The project is funded by the Matagorda Bay Mitigation Trust.
Results of the research may be finalized by next summer, Dutton said.
A Superfund is a contaminated area deemed by the Environmental Protection Agency to be a site that should be cleaned and frequently monitored.
The region in Lavaca Bay designated as a Superfund was once nearby Alcoa Corporation’s chlor-alkali plant in Point Comfort, which was in use during the 1960s and 1970s. Wastewater from the plant had been delivered to an offshore lagoon and the overflow from the lagoon was discharged into Lavaca Bay.
In the late 1980s, the Texas state health department closed a section of Lavaca Bay to the public because fish and crabs were found to have been poisoned by mercury. The EPA signed a plan to clean up the hazardous waste in 2001 and nearly six years later the agency marked the completion of clean up activities with a “Preliminary Close Out Report.”

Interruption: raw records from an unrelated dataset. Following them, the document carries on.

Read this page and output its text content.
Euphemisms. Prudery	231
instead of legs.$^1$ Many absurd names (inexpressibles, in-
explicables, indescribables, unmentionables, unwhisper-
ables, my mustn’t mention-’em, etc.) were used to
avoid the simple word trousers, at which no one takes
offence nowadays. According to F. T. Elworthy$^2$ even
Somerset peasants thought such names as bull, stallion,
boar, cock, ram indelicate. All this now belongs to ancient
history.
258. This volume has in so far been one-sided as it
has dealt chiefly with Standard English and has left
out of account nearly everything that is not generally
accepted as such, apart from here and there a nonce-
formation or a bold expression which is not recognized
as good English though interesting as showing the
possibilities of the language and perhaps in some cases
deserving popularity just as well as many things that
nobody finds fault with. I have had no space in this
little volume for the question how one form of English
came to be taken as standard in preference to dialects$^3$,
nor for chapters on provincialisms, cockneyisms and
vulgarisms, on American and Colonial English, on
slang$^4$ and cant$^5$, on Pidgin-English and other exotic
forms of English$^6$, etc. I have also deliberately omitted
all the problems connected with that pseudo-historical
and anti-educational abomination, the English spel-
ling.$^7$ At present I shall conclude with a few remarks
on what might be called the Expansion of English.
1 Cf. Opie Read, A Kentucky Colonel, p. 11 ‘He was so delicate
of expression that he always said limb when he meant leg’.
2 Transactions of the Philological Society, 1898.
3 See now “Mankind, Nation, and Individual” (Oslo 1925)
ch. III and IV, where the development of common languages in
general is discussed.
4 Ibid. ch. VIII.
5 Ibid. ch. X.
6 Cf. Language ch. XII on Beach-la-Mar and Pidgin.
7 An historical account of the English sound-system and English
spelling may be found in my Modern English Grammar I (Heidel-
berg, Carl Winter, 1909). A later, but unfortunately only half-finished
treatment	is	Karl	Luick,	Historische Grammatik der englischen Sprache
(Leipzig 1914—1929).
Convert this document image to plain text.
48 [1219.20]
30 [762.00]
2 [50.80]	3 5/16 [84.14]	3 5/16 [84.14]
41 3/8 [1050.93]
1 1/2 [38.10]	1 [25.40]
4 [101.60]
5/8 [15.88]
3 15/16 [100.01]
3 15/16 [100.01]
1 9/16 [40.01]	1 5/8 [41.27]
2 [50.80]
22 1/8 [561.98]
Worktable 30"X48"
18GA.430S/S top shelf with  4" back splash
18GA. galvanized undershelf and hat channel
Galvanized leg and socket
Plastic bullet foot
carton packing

Today the area remains closed to fishing, as the EPA called for continued monitoring of mercury concentrations inside the closed area and in nearby areas open to recreational and commercial activities.
An ongoing plan to widen and deepen the Matagorda Shipping Channel could impact the Superfund, Dutton said.
“The concern now is that the dredging proposal, which includes the 1,200-foot turning basin, could resuspend mercury within the closed area,” Dutton said. “The mercury could enter the food web.”
The EPA analyzed mercury levels in red drum in 2018 and found the average concentration had steadily declined for three years.
Dutton’s team is currently collecting mercury samples inside the Superfund, as well as in Matagorda and San Antonio bays. Comparing mercury concentrations in the open and closed areas is necessary because fish can travel between both locations, Dutton said.
“We have a quota of 50 for each species we are studying,” Dutton said. “The hard part is getting the data.”
To study particular mercury samples, the researchers will use a machine known as a direct mercury analyzer. Dutton said the group will prepare samples by freeze drying and powderizing them.
The analyzer can run one sample through its system in six minutes, Dutton said. Around 50 samples are analyzed in one day.
“One of our goals is to get the baseline data on our study before the dredging happens,” Dutton said. “That way people understand the impacts and risks dredging would have on the Lavaca Bay ecosystem.”